Günahkârlar, Dâima Korku Içindedirler!
Kulun, Allahü teâlâya olan tâatini mükemmel bir şekilde yapabilmesi için, dünyâ sevgisinden ve dünyâ ile alâkalı bağlardan kurtulması lâzımdır, insan dünyâdan uzaklaştıkça, Allahü teâlâya yaklaşır. Manevi kirlerden uzaklaşıp, melekût âlemine yükselir. Abdullah bin Mübârek hazretleri buyurdu ki: "Îmânın aslı, Resûlullah efendimizin (sallallahü aleyhi ve sellem) getirmiş olduğu şeylerin hepsini tasdik etmektir. Bunları tasdik eden kimse, bunlarla amel eder. Yani Allahü teâlâya itaat eder. Ebediyyen Cehennemde yanmaktan kurtulur."
Büyük âlimler, Allahü teâlânın nimetlerine üç şeyle kavuşulacağını, bunların; çok şükretmek, tâate yapışmak ve günahlardan sakınmak olduğunu bildirmişlerdir.
Allahü teâlâ, üç şeyi, üç şey içinde gizlemiştir: Rızâsını tâatte, gadabını günahlarda, velileri de kulları arasında gizlemiştir. Bunun için hiçbir tâati basit görme. Olur ki o tâat, Allahü teâlânın rızâsına vesile olan tâattir. Hiçbir günâhı küçük görme. Olur ki, küçük gördüğün o günah, Allahü teâlânın gazabına sebep olabilir. Hiçbir kimseyi de hor görme ki, o kimse de Allahü teâlânın veli kullarından biri olabilir...
İtaat sahibi kimsenin vasıflarından birisi de odur ki, Allahü teâlânın kazasına boyun eğer.
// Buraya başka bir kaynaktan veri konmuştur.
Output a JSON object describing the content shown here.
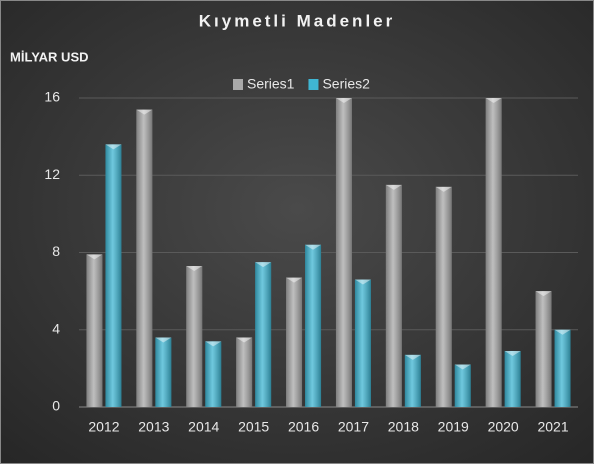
{
  "chart_data": {
    "type": "bar",
    "title": "Kıymetli Madenler",
    "y_label": "MİLYAR USD",
    "categories": [
      "2012",
      "2013",
      "2014",
      "2015",
      "2016",
      "2017",
      "2018",
      "2019",
      "2020",
      "2021"
    ],
    "series": [
      {
        "name": "Series1",
        "color": "#a9a9a9",
        "values": [
          7.9,
          15.4,
          7.3,
          3.6,
          6.7,
          16,
          11.5,
          11.4,
          16,
          6.0
        ]
      },
      {
        "name": "Series2",
        "color": "#3fb6d3",
        "values": [
          13.6,
          3.6,
          3.4,
          7.5,
          8.4,
          6.6,
          2.7,
          2.2,
          2.9,
          4.0
        ]
      }
    ],
    "ylim": [
      0,
      16
    ],
    "yticks": [
      0,
      4,
      8,
      12,
      16
    ],
    "grid": true,
    "legend": "top"
  }
}
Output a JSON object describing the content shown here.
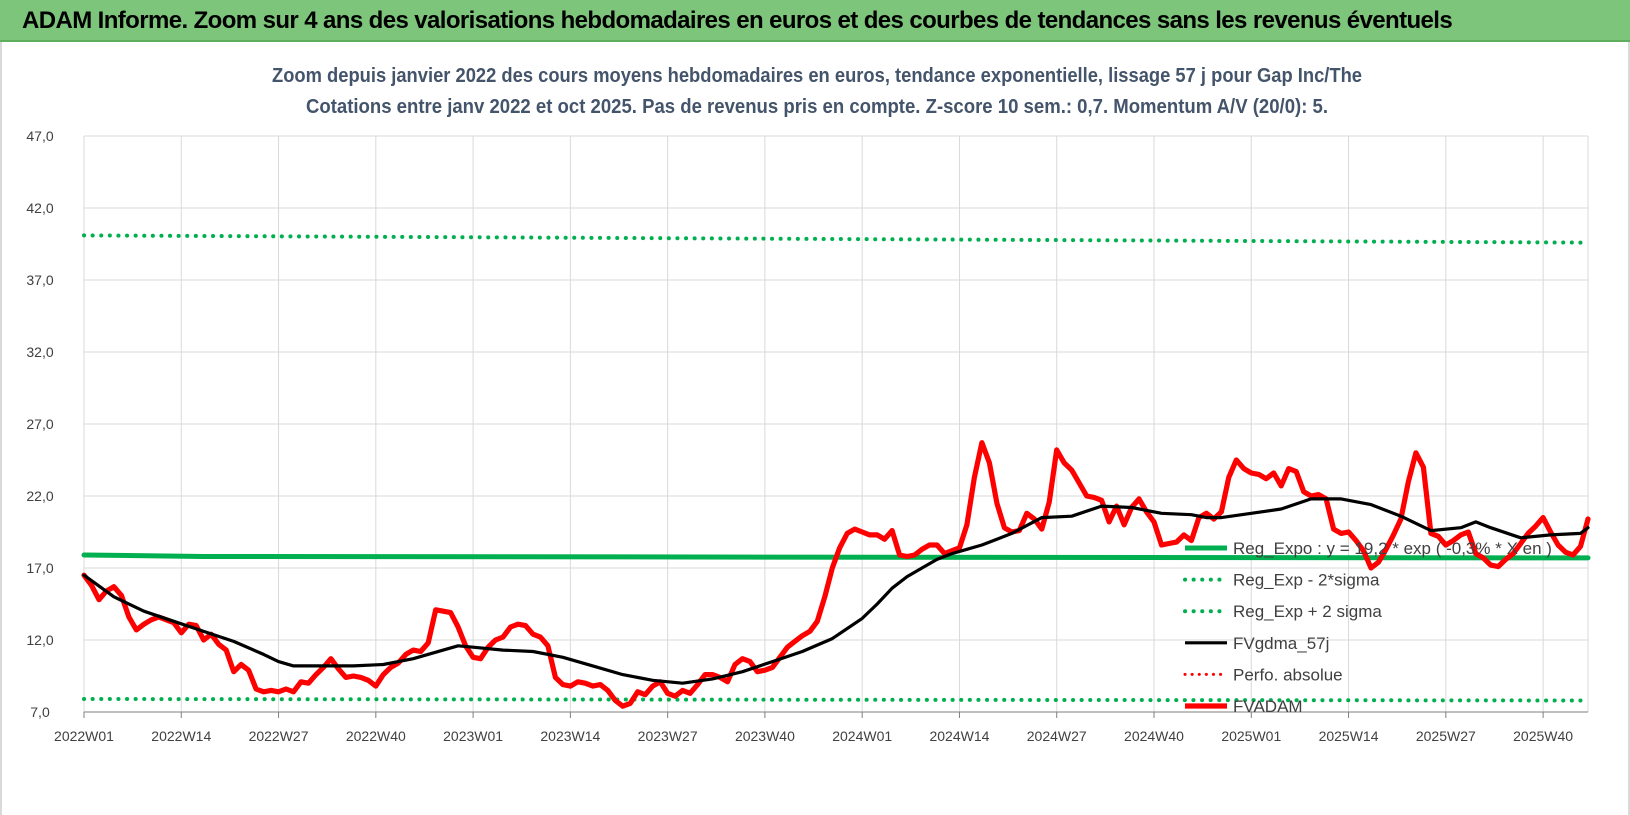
{
  "header": {
    "banner": "ADAM Informe. Zoom sur 4 ans des valorisations hebdomadaires en euros et des courbes de tendances sans les revenus éventuels"
  },
  "colors": {
    "banner_bg": "#7dc57a",
    "reg_expo": "#00b050",
    "sigma": "#00b050",
    "fvgdma": "#000000",
    "perfo": "#ff0000",
    "fvadam": "#ff0000"
  },
  "chart_data": {
    "type": "line",
    "title": "Zoom depuis janvier 2022 des cours moyens hebdomadaires en euros, tendance exponentielle, lissage 57 j pour Gap Inc/The",
    "subtitle": "Cotations entre janv 2022 et oct 2025. Pas de revenus pris en compte. Z-score 10 sem.: 0,7. Momentum A/V (20/0): 5.",
    "xlabel": "",
    "ylabel": "",
    "ylim": [
      7.0,
      47.0
    ],
    "y_ticks": [
      "7,0",
      "12,0",
      "17,0",
      "22,0",
      "27,0",
      "32,0",
      "37,0",
      "42,0",
      "47,0"
    ],
    "x_ticks": [
      "2022W01",
      "2022W14",
      "2022W27",
      "2022W40",
      "2023W01",
      "2023W14",
      "2023W27",
      "2023W40",
      "2024W01",
      "2024W14",
      "2024W27",
      "2024W40",
      "2025W01",
      "2025W14",
      "2025W27",
      "2025W40"
    ],
    "x_range_weeks": [
      0,
      201
    ],
    "legend": [
      "Reg_Expo : y = 19,2 * exp ( -0,3% * X en )",
      "Reg_Exp - 2*sigma",
      "Reg_Exp + 2 sigma",
      "FVgdma_57j",
      "Perfo. absolue",
      "FVADAM"
    ],
    "legend_position": "right",
    "series": [
      {
        "name": "Reg_Expo",
        "style": "solid-thick",
        "x": [
          0,
          16,
          201
        ],
        "values": [
          17.9,
          17.8,
          17.7
        ]
      },
      {
        "name": "Reg_Exp - 2*sigma",
        "style": "dotted",
        "x": [
          0,
          201
        ],
        "values": [
          7.9,
          7.8
        ]
      },
      {
        "name": "Reg_Exp + 2 sigma",
        "style": "dotted",
        "x": [
          0,
          201
        ],
        "values": [
          40.1,
          39.6
        ]
      },
      {
        "name": "FVgdma_57j",
        "style": "solid",
        "x": [
          0,
          4,
          8,
          12,
          16,
          20,
          24,
          26,
          28,
          32,
          36,
          40,
          44,
          48,
          50,
          52,
          56,
          60,
          64,
          68,
          72,
          76,
          80,
          84,
          88,
          92,
          96,
          100,
          104,
          106,
          108,
          110,
          112,
          114,
          116,
          118,
          120,
          122,
          124,
          128,
          132,
          136,
          140,
          144,
          148,
          150,
          152,
          156,
          160,
          164,
          168,
          172,
          176,
          180,
          184,
          186,
          188,
          192,
          196,
          200,
          201
        ],
        "values": [
          16.5,
          15.0,
          14.0,
          13.3,
          12.6,
          11.9,
          11.0,
          10.5,
          10.2,
          10.2,
          10.2,
          10.3,
          10.7,
          11.3,
          11.6,
          11.5,
          11.3,
          11.2,
          10.8,
          10.2,
          9.6,
          9.2,
          9.0,
          9.3,
          9.8,
          10.5,
          11.2,
          12.1,
          13.5,
          14.5,
          15.6,
          16.4,
          17.0,
          17.6,
          18.0,
          18.3,
          18.6,
          19.0,
          19.4,
          20.5,
          20.6,
          21.3,
          21.2,
          20.8,
          20.7,
          20.5,
          20.5,
          20.8,
          21.1,
          21.8,
          21.8,
          21.4,
          20.6,
          19.6,
          19.8,
          20.2,
          19.8,
          19.1,
          19.3,
          19.4,
          19.8
        ]
      },
      {
        "name": "FVADAM",
        "style": "solid-thick",
        "x": [
          0,
          1,
          2,
          3,
          4,
          5,
          6,
          7,
          8,
          9,
          10,
          11,
          12,
          13,
          14,
          15,
          16,
          17,
          18,
          19,
          20,
          21,
          22,
          23,
          24,
          25,
          26,
          27,
          28,
          29,
          30,
          31,
          32,
          33,
          34,
          35,
          36,
          37,
          38,
          39,
          40,
          41,
          42,
          43,
          44,
          45,
          46,
          47,
          48,
          49,
          50,
          51,
          52,
          53,
          54,
          55,
          56,
          57,
          58,
          59,
          60,
          61,
          62,
          63,
          64,
          65,
          66,
          67,
          68,
          69,
          70,
          71,
          72,
          73,
          74,
          75,
          76,
          77,
          78,
          79,
          80,
          81,
          82,
          83,
          84,
          85,
          86,
          87,
          88,
          89,
          90,
          91,
          92,
          93,
          94,
          95,
          96,
          97,
          98,
          99,
          100,
          101,
          102,
          103,
          104,
          105,
          106,
          107,
          108,
          109,
          110,
          111,
          112,
          113,
          114,
          115,
          116,
          117,
          118,
          119,
          120,
          121,
          122,
          123,
          124,
          125,
          126,
          127,
          128,
          129,
          130,
          131,
          132,
          133,
          134,
          135,
          136,
          137,
          138,
          139,
          140,
          141,
          142,
          143,
          144,
          145,
          146,
          147,
          148,
          149,
          150,
          151,
          152,
          153,
          154,
          155,
          156,
          157,
          158,
          159,
          160,
          161,
          162,
          163,
          164,
          165,
          166,
          167,
          168,
          169,
          170,
          171,
          172,
          173,
          174,
          175,
          176,
          177,
          178,
          179,
          180,
          181,
          182,
          183,
          184,
          185,
          186,
          187,
          188,
          189,
          190,
          191,
          192,
          193,
          194,
          195,
          196,
          197,
          198,
          199,
          200,
          201
        ],
        "values": [
          16.5,
          15.8,
          14.8,
          15.4,
          15.7,
          15.1,
          13.6,
          12.7,
          13.1,
          13.4,
          13.6,
          13.4,
          13.2,
          12.5,
          13.1,
          13.0,
          12.0,
          12.4,
          11.7,
          11.3,
          9.8,
          10.3,
          9.9,
          8.6,
          8.4,
          8.5,
          8.4,
          8.6,
          8.4,
          9.1,
          9.0,
          9.6,
          10.1,
          10.7,
          10.0,
          9.4,
          9.5,
          9.4,
          9.2,
          8.8,
          9.6,
          10.1,
          10.4,
          11.0,
          11.3,
          11.2,
          11.8,
          14.1,
          14.0,
          13.9,
          12.9,
          11.6,
          10.8,
          10.7,
          11.5,
          12.0,
          12.2,
          12.9,
          13.1,
          13.0,
          12.4,
          12.2,
          11.6,
          9.4,
          8.9,
          8.8,
          9.1,
          9.0,
          8.8,
          8.9,
          8.5,
          7.8,
          7.4,
          7.6,
          8.4,
          8.2,
          8.8,
          9.1,
          8.3,
          8.1,
          8.5,
          8.3,
          8.9,
          9.6,
          9.6,
          9.4,
          9.1,
          10.3,
          10.7,
          10.5,
          9.8,
          9.9,
          10.1,
          10.8,
          11.5,
          11.9,
          12.3,
          12.6,
          13.3,
          15.0,
          17.0,
          18.4,
          19.4,
          19.7,
          19.5,
          19.3,
          19.3,
          19.0,
          19.6,
          17.9,
          17.8,
          17.9,
          18.3,
          18.6,
          18.6,
          18.0,
          18.2,
          18.4,
          20.0,
          23.3,
          25.7,
          24.3,
          21.5,
          19.8,
          19.5,
          19.6,
          20.8,
          20.4,
          19.7,
          21.6,
          25.2,
          24.3,
          23.8,
          22.9,
          22.0,
          21.9,
          21.7,
          20.2,
          21.3,
          20.0,
          21.2,
          21.8,
          20.9,
          20.2,
          18.6,
          18.7,
          18.8,
          19.3,
          18.9,
          20.5,
          20.8,
          20.4,
          20.9,
          23.3,
          24.5,
          23.9,
          23.6,
          23.5,
          23.2,
          23.6,
          22.7,
          23.9,
          23.7,
          22.3,
          22.0,
          22.1,
          21.8,
          19.7,
          19.4,
          19.5,
          18.9,
          18.2,
          17.0,
          17.4,
          18.3,
          19.3,
          20.4,
          23.0,
          25.0,
          24.0,
          19.4,
          19.2,
          18.6,
          18.9,
          19.3,
          19.5,
          18.0,
          17.7,
          17.2,
          17.1,
          17.6,
          18.0,
          18.7,
          19.4,
          19.9,
          20.5,
          19.5,
          18.6,
          18.1,
          17.9,
          18.5,
          20.4
        ]
      },
      {
        "name": "Perfo. absolue",
        "style": "dotted",
        "x": [],
        "values": []
      }
    ]
  }
}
Böyle bir kimse, kendisine gelen ve kendisinden ayrılan bir şeyde nefsine pay ayırmaz. Meydana gelen her şeyin, Allahü teâlânın dilemesi ve takdiri ile olduğunu bildiği için gönlü rahattır.
Günahlar, Allahü teâlânın nimetlerinin gidip, azâbının gelmesine sebep olur. Zarar ve pişmanlık getirir, dünyâda insanı utandırır. Âhirette azâba düşmeye sebep olur. Günah işleyenler dâima korku ve gönül rahatsızlığı içindedirler. Emniyet ve rahat içinde olamazlar. Kötülük işleyen kimse, dâima zelildir, aziz olamaz. Dâima kötülenir, sevilmez. Her zaman kötü bir kimse olarak tanınmaktan kurtulamaz. Fudayl bin Iyâd hazretleri; "Allahü teâlâyı tanıdıktan sonra O'na isyanda bulunan kimseye çok hayret ediyorum" buyurmuştur.